The United States will do whatever it can to help pursue those responsible for explosions Wednesday at three hotels in Amman, Jordan, President George W. Bush's spokesman said.
"The president condemns in the strongest possible terms the vicious terrorist attacks against innocent civilians in Amman, Jordan," White House press secretary Scott McClellan said in a statement issued just over three hours after the bombings.
Suicide bombers attacked three hotels frequented by Westerners in the Jordanian capital Wednesday night in nearly simultaneous explosions. Immediate suspicion fell on al-Qaida, which has launched coordinated attacks on high-profile, Western targets in the past.
The bombs exploded about 45 minutes before Bush held a ceremony to honor 14 recipients of the Presidential Medal of Freedom. He was briefed on the attacks shortly after the ceremony ended by Andrew Card, the White House chief of staff, and J.D. Crouch, his deputy national security adviser, McClellan said.

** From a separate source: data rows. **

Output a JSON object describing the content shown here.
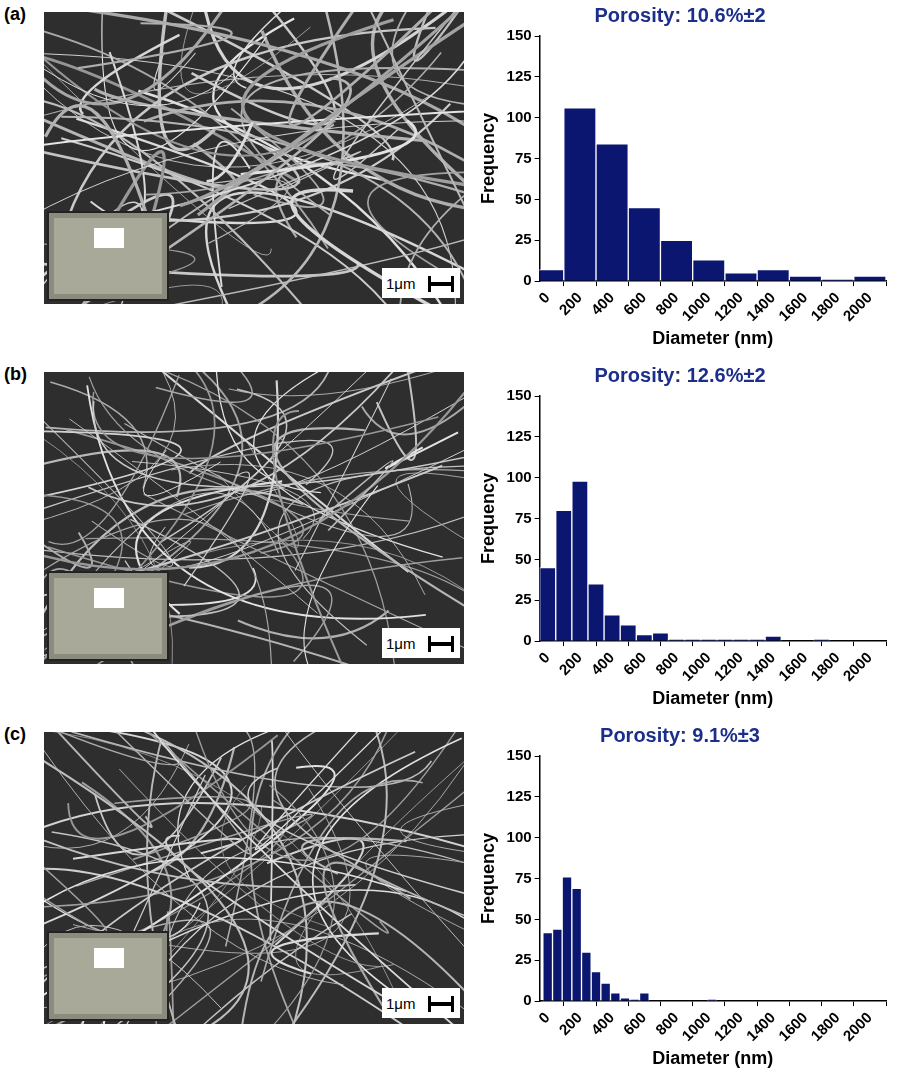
{
  "chart_data": [
    {
      "type": "histogram",
      "title": "Porosity: 10.6%±2",
      "x_label": "Diameter (nm)",
      "y_label": "Frequency",
      "bins": [
        -100,
        100,
        300,
        500,
        700,
        900,
        1100,
        1300,
        1500,
        1700,
        1900,
        2100
      ],
      "values": [
        7,
        106,
        84,
        45,
        25,
        13,
        5,
        7,
        3,
        1,
        3
      ],
      "color": "#0b1670",
      "xlim": [
        -50,
        2100
      ],
      "xticks": [
        0,
        200,
        400,
        600,
        800,
        1000,
        1200,
        1400,
        1600,
        1800,
        2000
      ],
      "ylim": [
        0,
        150
      ],
      "yticks": [
        0,
        25,
        50,
        75,
        100,
        125,
        150
      ],
      "grid": false
    },
    {
      "type": "histogram",
      "title": "Porosity: 12.6%±2",
      "x_label": "Diameter (nm)",
      "y_label": "Frequency",
      "bins": [
        -50,
        50,
        150,
        250,
        350,
        450,
        550,
        650,
        750,
        850,
        950,
        1050,
        1150,
        1250,
        1350,
        1450,
        1550,
        1650,
        1750,
        1850
      ],
      "values": [
        45,
        80,
        98,
        35,
        16,
        10,
        4,
        5,
        1,
        1,
        1,
        1,
        1,
        1,
        3,
        0,
        0,
        1,
        0
      ],
      "color": "#0b1670",
      "xlim": [
        -50,
        2100
      ],
      "xticks": [
        0,
        200,
        400,
        600,
        800,
        1000,
        1200,
        1400,
        1600,
        1800,
        2000
      ],
      "ylim": [
        0,
        150
      ],
      "yticks": [
        0,
        25,
        50,
        75,
        100,
        125,
        150
      ],
      "grid": false
    },
    {
      "type": "histogram",
      "title": "Porosity: 9.1%±3",
      "x_label": "Diameter (nm)",
      "y_label": "Frequency",
      "bins": [
        -30,
        30,
        90,
        150,
        210,
        270,
        330,
        390,
        450,
        510,
        570,
        630,
        690,
        750,
        810,
        870,
        930,
        990,
        1050
      ],
      "values": [
        42,
        44,
        76,
        69,
        30,
        18,
        11,
        5,
        2,
        1,
        5,
        0,
        0,
        0,
        0,
        0,
        0,
        1
      ],
      "color": "#0b1670",
      "xlim": [
        -50,
        2100
      ],
      "xticks": [
        0,
        200,
        400,
        600,
        800,
        1000,
        1200,
        1400,
        1600,
        1800,
        2000
      ],
      "ylim": [
        0,
        150
      ],
      "yticks": [
        0,
        25,
        50,
        75,
        100,
        125,
        150
      ],
      "grid": false
    }
  ],
  "images": [
    {
      "panel": "(a)",
      "scale_bar": "1μm"
    },
    {
      "panel": "(b)",
      "scale_bar": "1μm"
    },
    {
      "panel": "(c)",
      "scale_bar": "1μm"
    }
  ]
}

Bush issued condolences to the people of Jordan and King Abdullah, one of his strongest allies in the Middle East, through his spokesman's statement.
"We hope for the recovery of those wounded in these attacks, and offer our prayers for the victims and their families," McClellan said. "Jordan is a close friend of the United States, and we will offer every possible form of cooperation in investigating these attacks and assisting in efforts to bring these terrorists to justice."